CAN’T HELP BUT NOTICE: As fate would have it, next door to our temporary apartment, the house is also being lifted. It too suffers from the occasional rising whims of the little brook near our house, about 2 miles down stream. With my new knowledge base on this subject, I’ve noticed a few things about this elevation that the casual observer would more than likely miss:
Another house elevation under way
When you look a little closer, you can see some strings. It makes perfect sense that you would want to make certain the foundation was going to match up with the house. This technique was not utilized in our project and they had great difficulty matching up the pieces. Would it have mattered? Who knows. A spool of yarn could have come in handy is all I’m saying.
A little piece of string ties it all together
Another area where this project deviates from ours is they are building the foundation up to meet the house, unlike our scenario where the house was lowered back down onto the foundation:
Rising up to meet the house –
Foundation meets the house – steel beams still in place
Although this technique makes it more challenging for the lifting company to remove the steel beams, logically if makes sense. When I asked my builder about this different technique, he said either way works. Ok – but I’m guessing one house will suffer more than the other. When a mega ton house is lowered, no matter how gingerly it is accomplished, there is bound to be some collateral damage. I don’t know the end result for this house, but our house suffered numerous cracks in the walls (minor) and a permanent slight shift in a bank of kitchen cabinets where a shim of wood was left in place atop the foundation while the house was being lowered.
You know how to remove a block of wood stuck between a hefty house and it’s foundation? Neither does my builder.
WEEK 12 of House Elevation Project: Once upon a time we had an ordinary house in the suburbs of New York City. Seasons passed, our children flourished, and all seemed well with the world. Then our house suffered through extraordinary amounts of rainfall, on several occasions. With nowhere else to go, the water rose up and up and up. We grew to appreciate our flood insurance more and more. Until one day when we decided enough was enough. Let’s fix it so that our house no longer floods. Elevating it above the base flood elevation for our location was the remedy.
Before the House Elevation
RISE ABOVE: As documented all over this website, we did just that. Our house is now elevated well above the litmus test – the FEMA flood map. But while the rest of the house is elevated with a brand new foundation underneath it, we still need to utilize the garage at ground level. As illustrated in the picture below, the garage in it’s current state is large enough to park a sailboat inside.

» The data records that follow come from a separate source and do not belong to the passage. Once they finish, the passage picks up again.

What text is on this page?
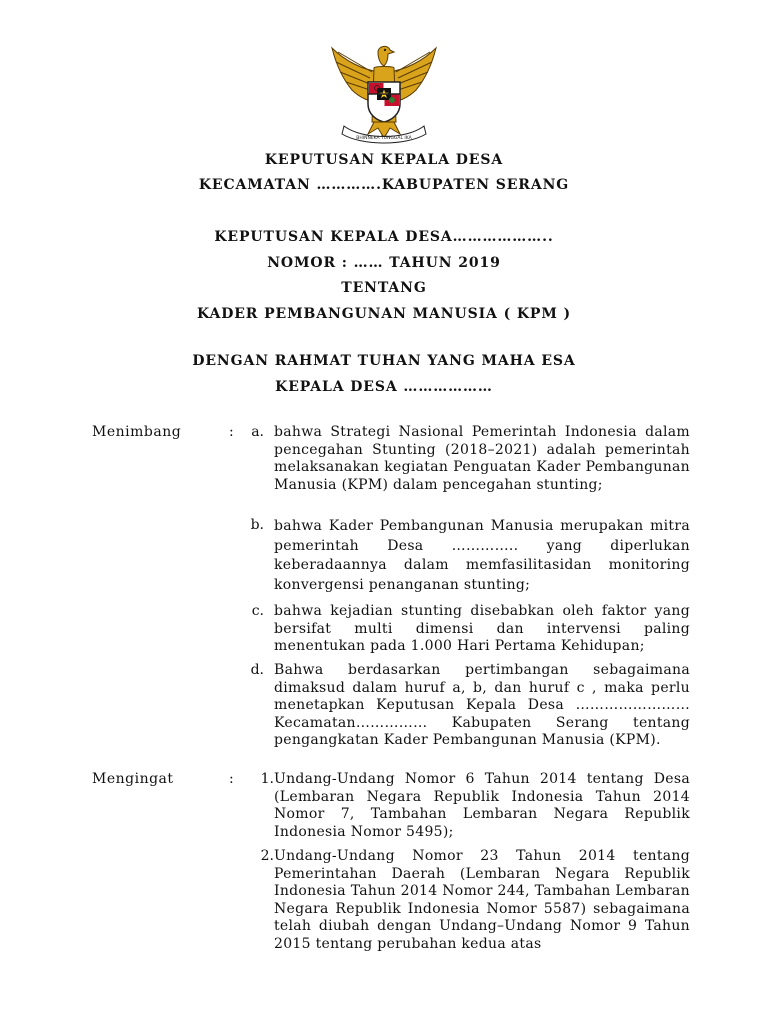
BHINNEKA TUNGGAL IKA
KEPUTUSAN KEPALA DESA
KECAMATAN ………….KABUPATEN SERANG
KEPUTUSAN KEPALA DESA………………..
NOMOR : …… TAHUN 2019
TENTANG
KADER PEMBANGUNAN MANUSIA ( KPM )
DENGAN RAHMAT TUHAN YANG MAHA ESA
KEPALA DESA ………………
Menimbang	:	a. bahwa Strategi Nasional Pemerintah Indonesia dalam pencegahan Stunting (2018–2021) adalah pemerintah melaksanakan kegiatan Penguatan Kader Pembangunan Manusia (KPM) dalam pencegahan stunting;
b. bahwa Kader Pembangunan Manusia merupakan mitra pemerintah Desa ………….. yang diperlukan keberadaannya dalam memfasilitasidan monitoring konvergensi penanganan stunting;
c. bahwa kejadian stunting disebabkan oleh faktor yang bersifat multi dimensi dan intervensi paling menentukan pada 1.000 Hari Pertama Kehidupan;
d. Bahwa berdasarkan pertimbangan sebagaimana dimaksud dalam huruf a, b, dan huruf c , maka perlu menetapkan Keputusan Kepala Desa ……………………Kecamatan…………… Kabupaten Serang tentang pengangkatan Kader Pembangunan Manusia (KPM).
Mengingat	:	1. Undang-Undang Nomor 6 Tahun 2014 tentang Desa (Lembaran Negara Republik Indonesia Tahun 2014 Nomor 7, Tambahan Lembaran Negara Republik Indonesia Nomor 5495);
2. Undang-Undang Nomor 23 Tahun 2014 tentang Pemerintahan Daerah (Lembaran Negara Republik Indonesia Tahun 2014 Nomor 244, Tambahan Lembaran Negara Republik Indonesia Nomor 5587) sebagaimana telah diubah dengan Undang–Undang Nomor 9 Tahun 2015 tentang perubahan kedua atas
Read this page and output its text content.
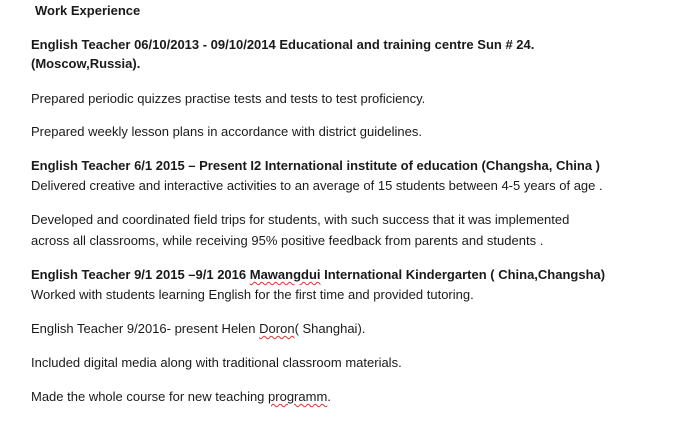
Work Experience
English Teacher 06/10/2013 - 09/10/2014 Educational and training centre Sun # 24.
(Moscow,Russia).
Prepared periodic quizzes practise tests and tests to test proficiency.
Prepared weekly lesson plans in accordance with district guidelines.
English Teacher 6/1 2015 – Present I2 International institute of education (Changsha, China )
Delivered creative and interactive activities to an average of 15 students between 4-5 years of age .
Developed and coordinated field trips for students, with such success that it was implemented
across all classrooms, while receiving 95% positive feedback from parents and students .
English Teacher 9/1 2015 –9/1 2016 Mawangdui International Kindergarten ( China,Changsha)
Worked with students learning English for the first time and provided tutoring.
English Teacher 9/2016- present Helen Doron( Shanghai).
Included digital media along with traditional classroom materials.
Made the whole course for new teaching programm.
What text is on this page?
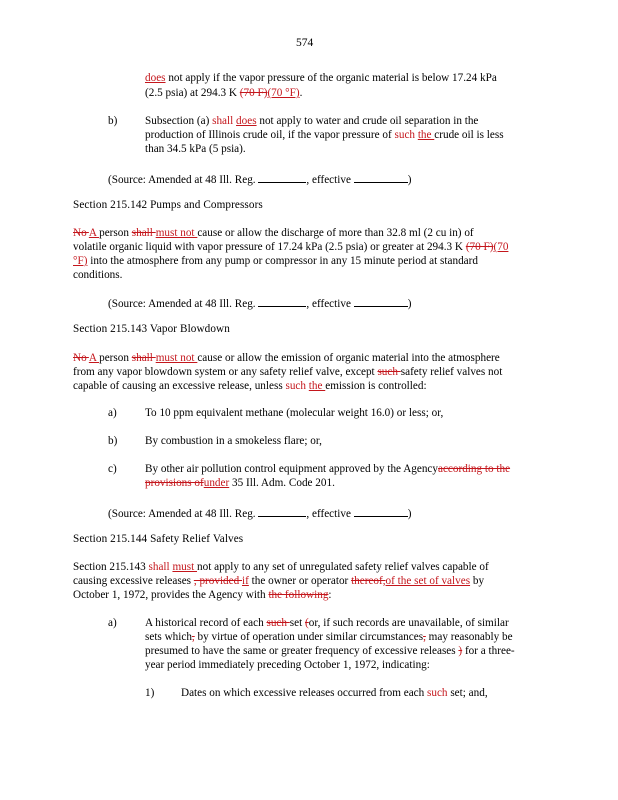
574
does not apply if the vapor pressure of the organic material is below 17.24 kPa
(2.5 psia) at 294.3 K (70 F)(70 °F).
b) Subsection (a) shall does not apply to water and crude oil separation in the
production of Illinois crude oil, if the vapor pressure of such the crude oil is less
than 34.5 kPa (5 psia).
(Source: Amended at 48 Ill. Reg.	, effective	)
Section 215.142 Pumps and Compressors
No A person shall must not cause or allow the discharge of more than 32.8 ml (2 cu in) of
volatile organic liquid with vapor pressure of 17.24 kPa (2.5 psia) or greater at 294.3 K (70 F)(70
°F) into the atmosphere from any pump or compressor in any 15 minute period at standard
conditions.
(Source: Amended at 48 Ill. Reg.	, effective	)
Section 215.143 Vapor Blowdown
No A person shall must not cause or allow the emission of organic material into the atmosphere
from any vapor blowdown system or any safety relief valve, except such safety relief valves not
capable of causing an excessive release, unless such the emission is controlled:
a)	To 10 ppm equivalent methane (molecular weight 16.0) or less; or,
b) By combustion in a smokeless flare; or,
c)	By other air pollution control equipment approved by the Agencyaccording to the
provisions ofunder 35 Ill. Adm. Code 201.
(Source: Amended at 48 Ill. Reg.	, effective	)
Section 215.144 Safety Relief Valves
Section 215.143 shall must not apply to any set of unregulated safety relief valves capable of
causing excessive releases , provided if the owner or operator thereof,of the set of valves by
October 1, 1972, provides the Agency with the following:
a)	A historical record of each such set (or, if such records are unavailable, of similar
sets which, by virtue of operation under similar circumstances, may reasonably be
presumed to have the same or greater frequency of excessive releases ) for a three-
year period immediately preceding October 1, 1972, indicating:
1) Dates on which excessive releases occurred from each such set; and,
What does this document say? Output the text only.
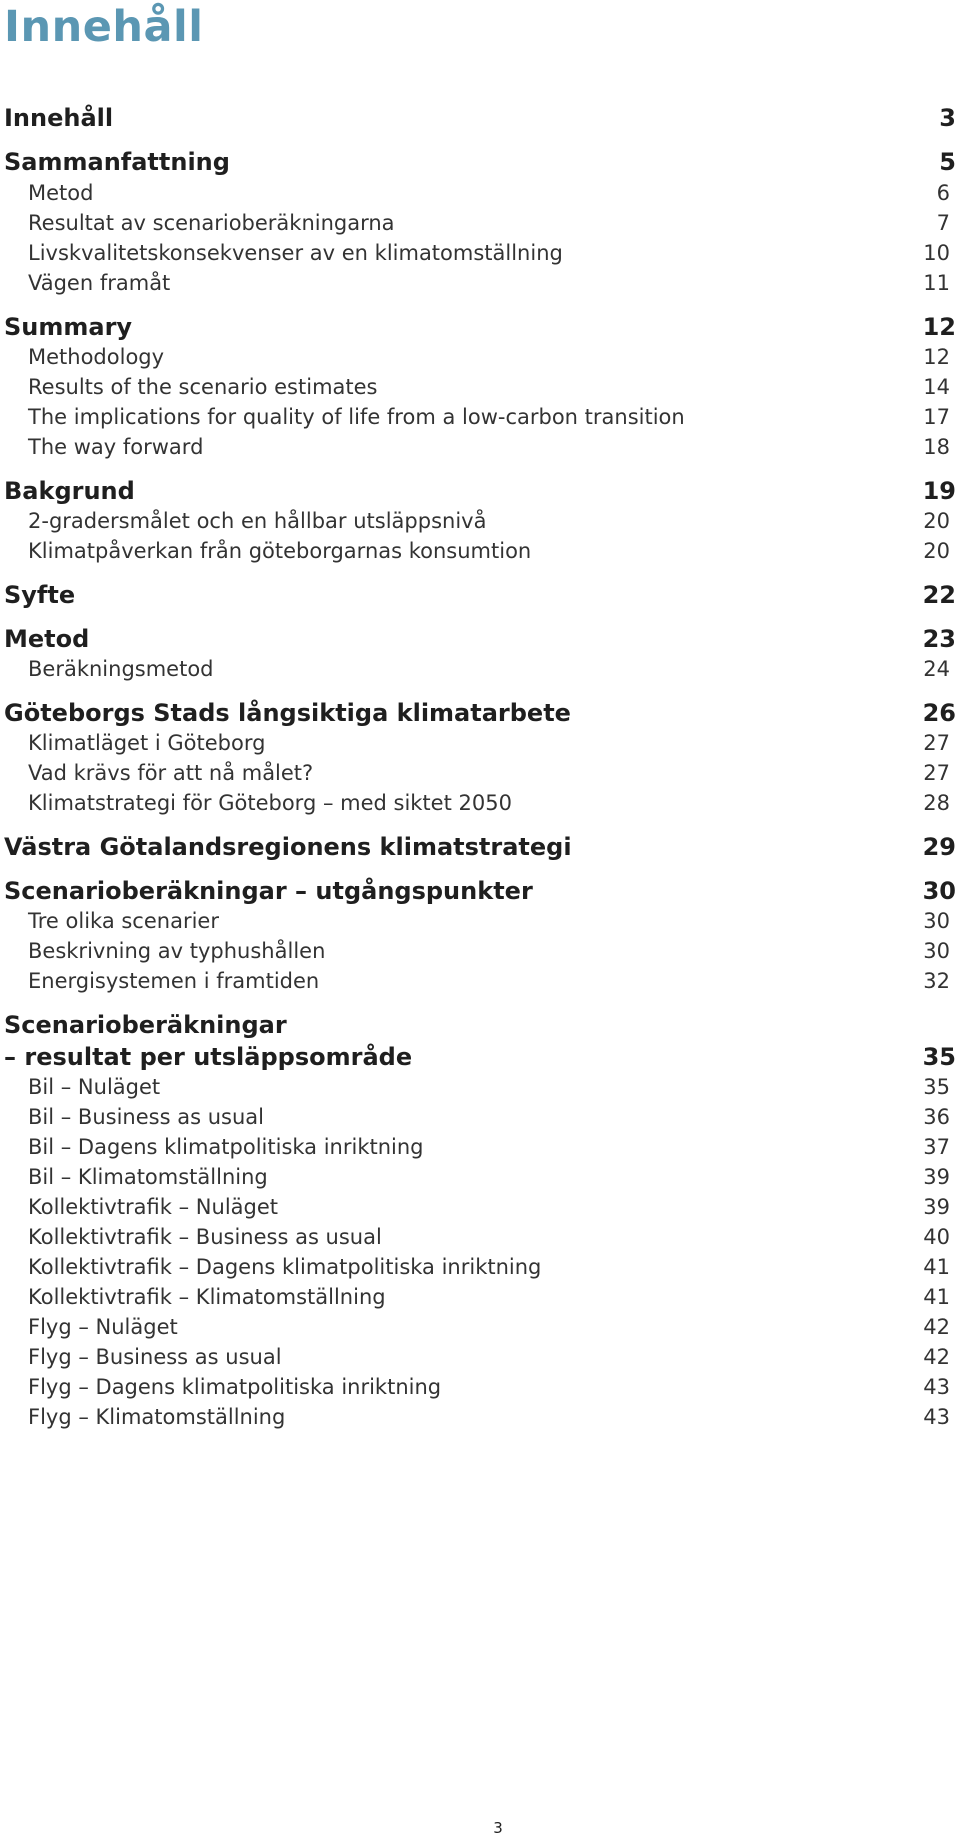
Innehåll
Innehåll	3
Sammanfattning	5
Metod	6
Resultat av scenarioberäkningarna	7
Livskvalitetskonsekvenser av en klimatomställning	10
Vägen framåt	11
Summary	12
Methodology	12
Results of the scenario estimates	14
The implications for quality of life from a low-carbon transition	17
The way forward	18
Bakgrund	19
2-gradersmålet och en hållbar utsläppsnivå	20
Klimatpåverkan från göteborgarnas konsumtion	20
Syfte	22
Metod	23
Beräkningsmetod	24
Göteborgs Stads långsiktiga klimatarbete	26
Klimatläget i Göteborg	27
Vad krävs för att nå målet?	27
Klimatstrategi för Göteborg – med siktet 2050	28
Västra Götalandsregionens klimatstrategi	29
Scenarioberäkningar – utgångspunkter	30
Tre olika scenarier	30
Beskrivning av typhushållen	30
Energisystemen i framtiden	32
Scenarioberäkningar
– resultat per utsläppsområde	35
Bil – Nuläget	35
Bil – Business as usual	36
Bil – Dagens klimatpolitiska inriktning	37
Bil – Klimatomställning	39
Kollektivtrafik – Nuläget	39
Kollektivtrafik – Business as usual	40
Kollektivtrafik – Dagens klimatpolitiska inriktning	41
Kollektivtrafik – Klimatomställning	41
Flyg – Nuläget	42
Flyg – Business as usual	42
Flyg – Dagens klimatpolitiska inriktning	43
Flyg – Klimatomställning	43
3
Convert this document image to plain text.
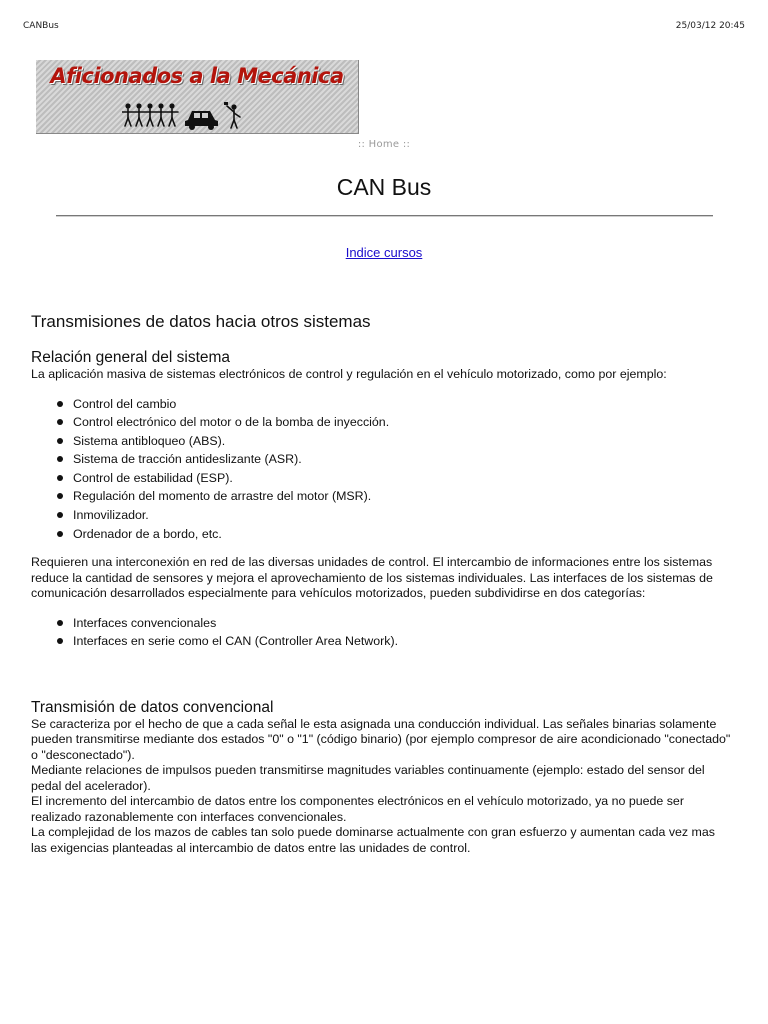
CANBus	25/03/12 20:45
Aficionados a la Mecánica
:: Home ::
CAN Bus
Indice cursos
Transmisiones de datos hacia otros sistemas
Relación general del sistema

La aplicación masiva de sistemas electrónicos de control y regulación en el vehículo motorizado, como por ejemplo:

Control del cambio
Control electrónico del motor o de la bomba de inyección.
Sistema antibloqueo (ABS).
Sistema de tracción antideslizante (ASR).
Control de estabilidad (ESP).
Regulación del momento de arrastre del motor (MSR).
Inmovilizador.
Ordenador de a bordo, etc.

Requieren una interconexión en red de las diversas unidades de control. El intercambio de informaciones entre los sistemas reduce la cantidad de sensores y mejora el aprovechamiento de los sistemas individuales. Las interfaces de los sistemas de comunicación desarrollados especialmente para vehículos motorizados, pueden subdividirse en dos categorías:

Interfaces convencionales
Interfaces en serie como el CAN (Controller Area Network).
Transmisión de datos convencional

Se caracteriza por el hecho de que a cada señal le esta asignada una conducción individual. Las señales binarias solamente pueden transmitirse mediante dos estados "0" o "1" (código binario) (por ejemplo compresor de aire acondicionado "conectado" o "desconectado").

Mediante relaciones de impulsos pueden transmitirse magnitudes variables continuamente (ejemplo: estado del sensor del pedal del acelerador).

El incremento del intercambio de datos entre los componentes electrónicos en el vehículo motorizado, ya no puede ser realizado razonablemente con interfaces convencionales.

La complejidad de los mazos de cables tan solo puede dominarse actualmente con gran esfuerzo y aumentan cada vez mas las exigencias planteadas al intercambio de datos entre las unidades de control.
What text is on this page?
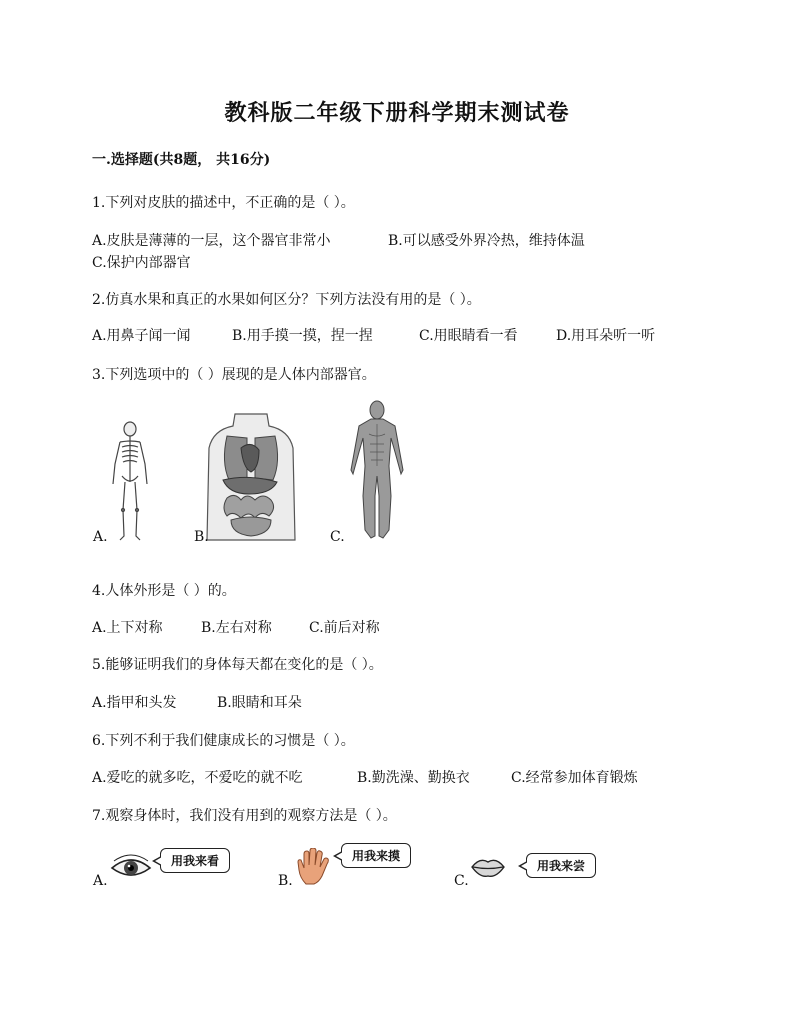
教科版二年级下册科学期末测试卷
一.选择题(共8题， 共16分)
1.下列对皮肤的描述中，不正确的是（ ）。
A.皮肤是薄薄的一层，这个器官非常小	B.可以感受外界冷热，维持体温
C.保护内部器官
2.仿真水果和真正的水果如何区分？下列方法没有用的是（ ）。
A.用鼻子闻一闻	B.用手摸一摸，捏一捏	C.用眼睛看一看	D.用耳朵听一听
3.下列选项中的（ ）展现的是人体内部器官。
A.	B.	C.
4.人体外形是（ ）的。
A.上下对称	B.左右对称	C.前后对称
5.能够证明我们的身体每天都在变化的是（ ）。
A.指甲和头发	B.眼睛和耳朵
6.下列不利于我们健康成长的习惯是（ ）。
A.爱吃的就多吃，不爱吃的就不吃	B.勤洗澡、勤换衣	C.经常参加体育锻炼
7.观察身体时，我们没有用到的观察方法是（ ）。
用我来看
A.
用我来摸
B.
用我来尝
C.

Garage space after elevation of house
PICTURE ABOVE: Sandwiched between the garage and an upstairs bedroom sits an airy attic. In the picture above, the ceiling of the garage is the floor of an attic (as well as a mechanical room toward the back of the garage). This fortunate placement of the attic will allow for the building of an additional interior room. Work has already begun on this project:
Capturing a new room
After weeks of spending time on the foundation, meticulously placing each cinder block and enduring weeks of painstaking efforts to shore up the last few inches between the new foundation and the house – finally, we have some progress. Progress that we can see. Progress that feels like we are getting somewhere closer to being ready to move back home.
New front face of house
SIDE VIEW: Note the sides of the house above. You can see where the holes that were created to accommodate the steel beams have been closed. There are still many, many items on the “to-do” list prior to my family residing here again, but this week at least it feels like there has been a big step in that direction.